Nottinghamshire councillors hit out at bid to change planning laws as '˜blank cheque for frackers'
A bid to ease planning conditions for fracking companies is set to be criticised by Nottinghamshire County Council.
The Government hopes to make it easier for fracking companies to operate, by removing the need to gain planning permission for test sites.
It would make shale gas exploration a ‘permitted development’, similar to building an extension for a house or making minor alterations to a building.
Supporters say it could reduce energy costs and help lessen the reliance on gas from overseas.
But critics say the procedure is dangerous, and can pollute the environment. Some also say there is no need for additional fossil fuels to be taken out of the ground.
There are currently two exploratory test sites in Nottinghamshire – one at Misson Springs and another at Barnby Moor.
Fracking, or ‘hydraulic fracturing’ involves drilling small but deep holes in the ground, and then setting off explosions underground.
Shale gas which is trapped in the ground then escapes, and can be captured.
Currently, fracking companies have to gain planning permission from the local authority before they can test drill to see if there is any gas there.
They then need further permission to extract the gas.
But the Conservative Government hopes to remove the need for initial planning permission for testing, or exploratory work.
Where gas is found, the Government also hopes to make decisions on whether to frack nationally, rather than at a council level.
It has launched two consultations – one on making exploration a ‘permitted development’ and another on making fracking decisions nationally.
Now, the Conservative-controlled Nottinghamshire County Council has released its draft responses to the consultations.
It says that the effect of the proposed plans would “remove removing the local level of decision making and local accountability that communities expect”.
Jim Creamer is the vice chairman of the planning committee at the council, which approved the draft consultation today.
He represents the Carlton West ward for Labour, and said the plans represented a “blank cheque for frackers”.
He said: “Here in Nottinghamshire, we have many former coal mining areas which may be vulnerable to further drilling.
“This is about retaining local specialism and knowledge, which are vital in planning decisions as big as these.
“Removing the decision making process for shale gas applications from local planning officers also takes away local democracy, as people living around the proposed sites will not have the opportunity to voice their concerns in the same way that they do now”.
“We would like Nottinghamshire County Council to stand firm on this issue, because we should be allowed to get on with determining shale gas applications within our own county boundaries”.
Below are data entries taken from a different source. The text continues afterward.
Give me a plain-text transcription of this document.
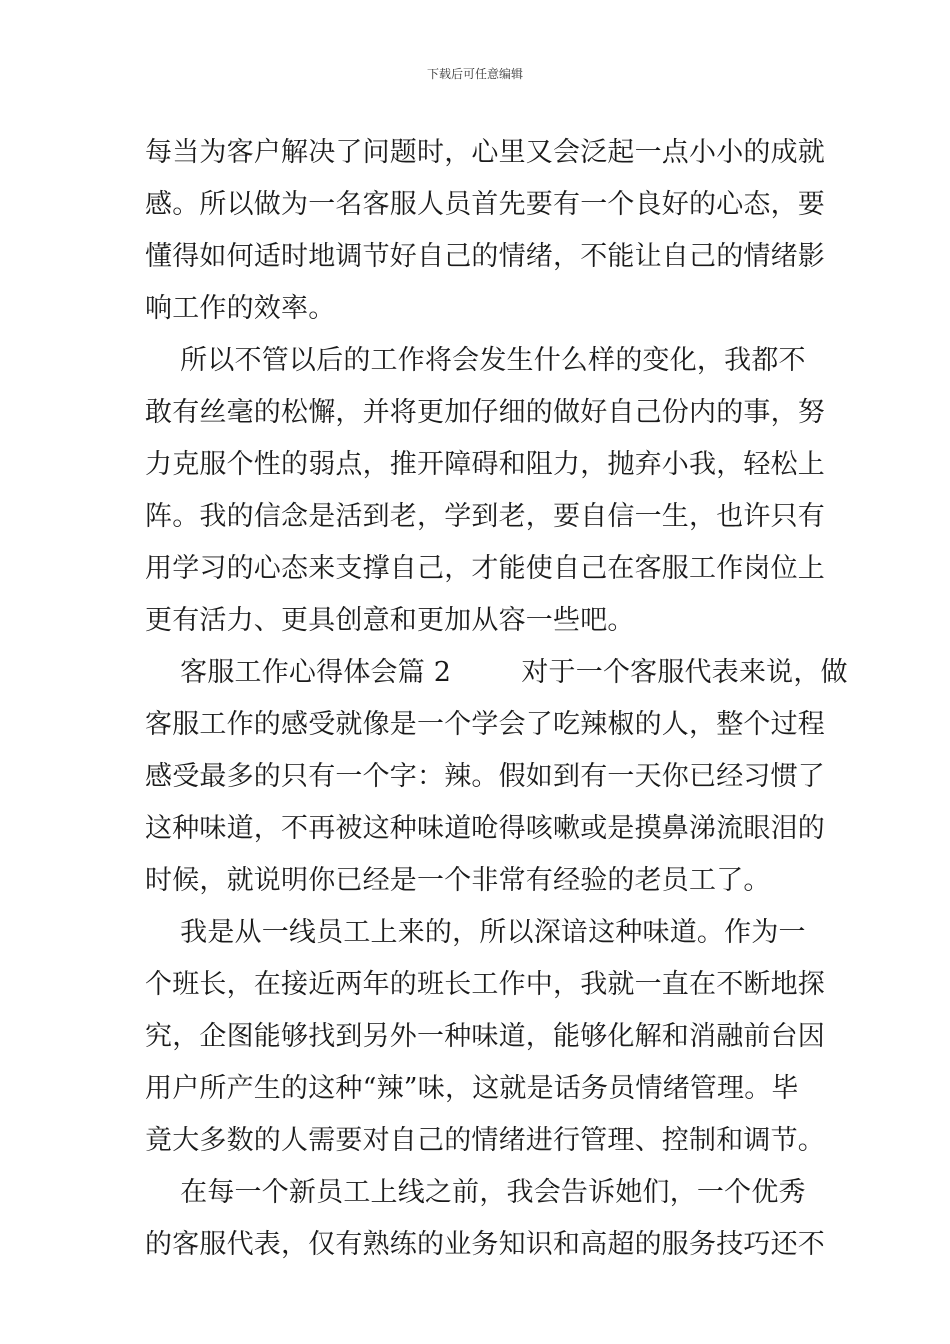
下载后可任意编辑
每当为客户解决了问题时，心里又会泛起一点小小的成就
感。所以做为一名客服人员首先要有一个良好的心态，要
懂得如何适时地调节好自己的情绪，不能让自己的情绪影
响工作的效率。
所以不管以后的工作将会发生什么样的变化，我都不
敢有丝毫的松懈，并将更加仔细的做好自己份内的事，努
力克服个性的弱点，推开障碍和阻力，抛弃小我，轻松上
阵。我的信念是活到老，学到老，要自信一生，也许只有
用学习的心态来支撑自己，才能使自己在客服工作岗位上
更有活力、更具创意和更加从容一些吧。
客服工作心得体会篇 2        对于一个客服代表来说，做
客服工作的感受就像是一个学会了吃辣椒的人，整个过程
感受最多的只有一个字：辣。假如到有一天你已经习惯了
这种味道，不再被这种味道呛得咳嗽或是摸鼻涕流眼泪的
时候，就说明你已经是一个非常有经验的老员工了。
我是从一线员工上来的，所以深谙这种味道。作为一
个班长，在接近两年的班长工作中，我就一直在不断地探
究，企图能够找到另外一种味道，能够化解和消融前台因
用户所产生的这种“辣”味，这就是话务员情绪管理。毕
竟大多数的人需要对自己的情绪进行管理、控制和调节。
在每一个新员工上线之前，我会告诉她们，一个优秀
的客服代表，仅有熟练的业务知识和高超的服务技巧还不
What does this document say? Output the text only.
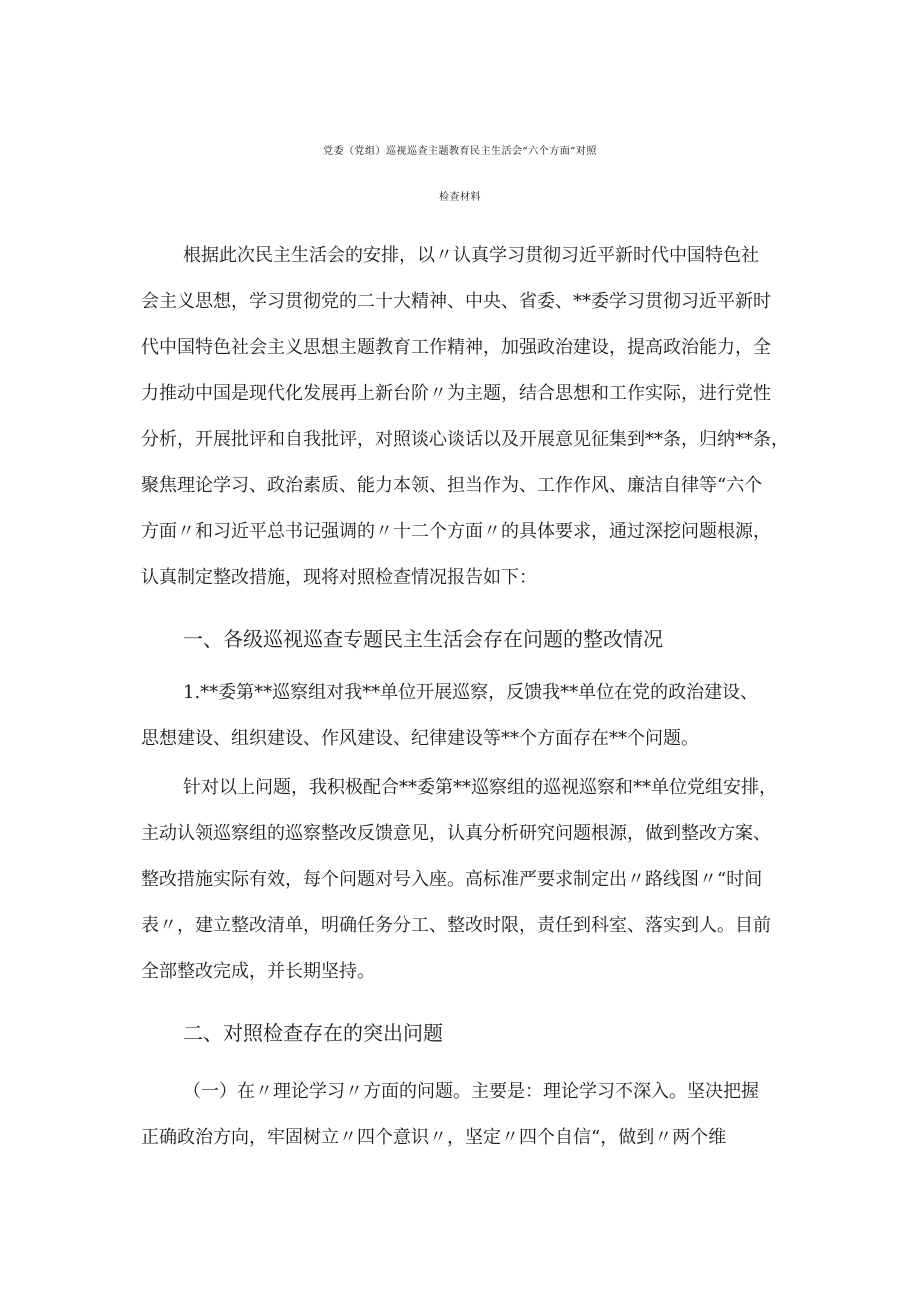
党委（党组）巡视巡查主题教育民主生活会“六个方面”对照
检查材料
根据此次民主生活会的安排，以〃认真学习贯彻习近平新时代中国特色社
会主义思想，学习贯彻党的二十大精神、中央、省委、**委学习贯彻习近平新时
代中国特色社会主义思想主题教育工作精神，加强政治建设，提高政治能力，全
力推动中国是现代化发展再上新台阶〃为主题，结合思想和工作实际，进行党性
分析，开展批评和自我批评，对照谈心谈话以及开展意见征集到**条，归纳**条，
聚焦理论学习、政治素质、能力本领、担当作为、工作作风、廉洁自律等“六个
方面〃和习近平总书记强调的〃十二个方面〃的具体要求，通过深挖问题根源，
认真制定整改措施，现将对照检查情况报告如下：
一、各级巡视巡查专题民主生活会存在问题的整改情况
1.**委第**巡察组对我**单位开展巡察，反馈我**单位在党的政治建设、
思想建设、组织建设、作风建设、纪律建设等**个方面存在**个问题。
针对以上问题，我积极配合**委第**巡察组的巡视巡察和**单位党组安排，
主动认领巡察组的巡察整改反馈意见，认真分析研究问题根源，做到整改方案、
整改措施实际有效，每个问题对号入座。高标准严要求制定出〃路线图〃“时间
表〃，建立整改清单，明确任务分工、整改时限，责任到科室、落实到人。目前
全部整改完成，并长期坚持。
二、对照检查存在的突出问题
（一）在〃理论学习〃方面的问题。主要是：理论学习不深入。坚决把握
正确政治方向，牢固树立〃四个意识〃，坚定〃四个自信“，做到〃两个维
A spokesman for the Government’s Ministry for Housing Communities and Local Government, which is running one of the consultations, said: “No one benefits from delays in planning decisions. That’s why we are committed to planning reforms to help ensure quicker decision making on shale applications.
“We are holding early stage consultation on the principle of whether non-hydraulic fracturing shale exploration development should be treated as permitted development, and this consultation is currently in process. ”
The Department for Business, Energy and Industrial Strategy is running the other consultation, and a spokesman there said: “Shale gas has the potential to help lower bills, create high quality jobs and increase the security of the UK’s energy supply as part of our diverse energy mix.
“Making major shale gas production a Nationally Significant Infrastructure Project will help maintain the strongest environmental safeguards whilst involving local people in the process. This will deliver greater certainty and clarity to local communities and developers in a timely manner.”
Frack-free Notts, a group which opposes fracking, called the Government plan an “attack on democracy”.
A spokeswoman said: “This is a serious assault on our democracy, as local communities and county councils would not be able to control fracking or oppose plans as people have done in huge numbers across the country.
“This would result in thousands of fracking wells industrialising the beautiful British countryside.”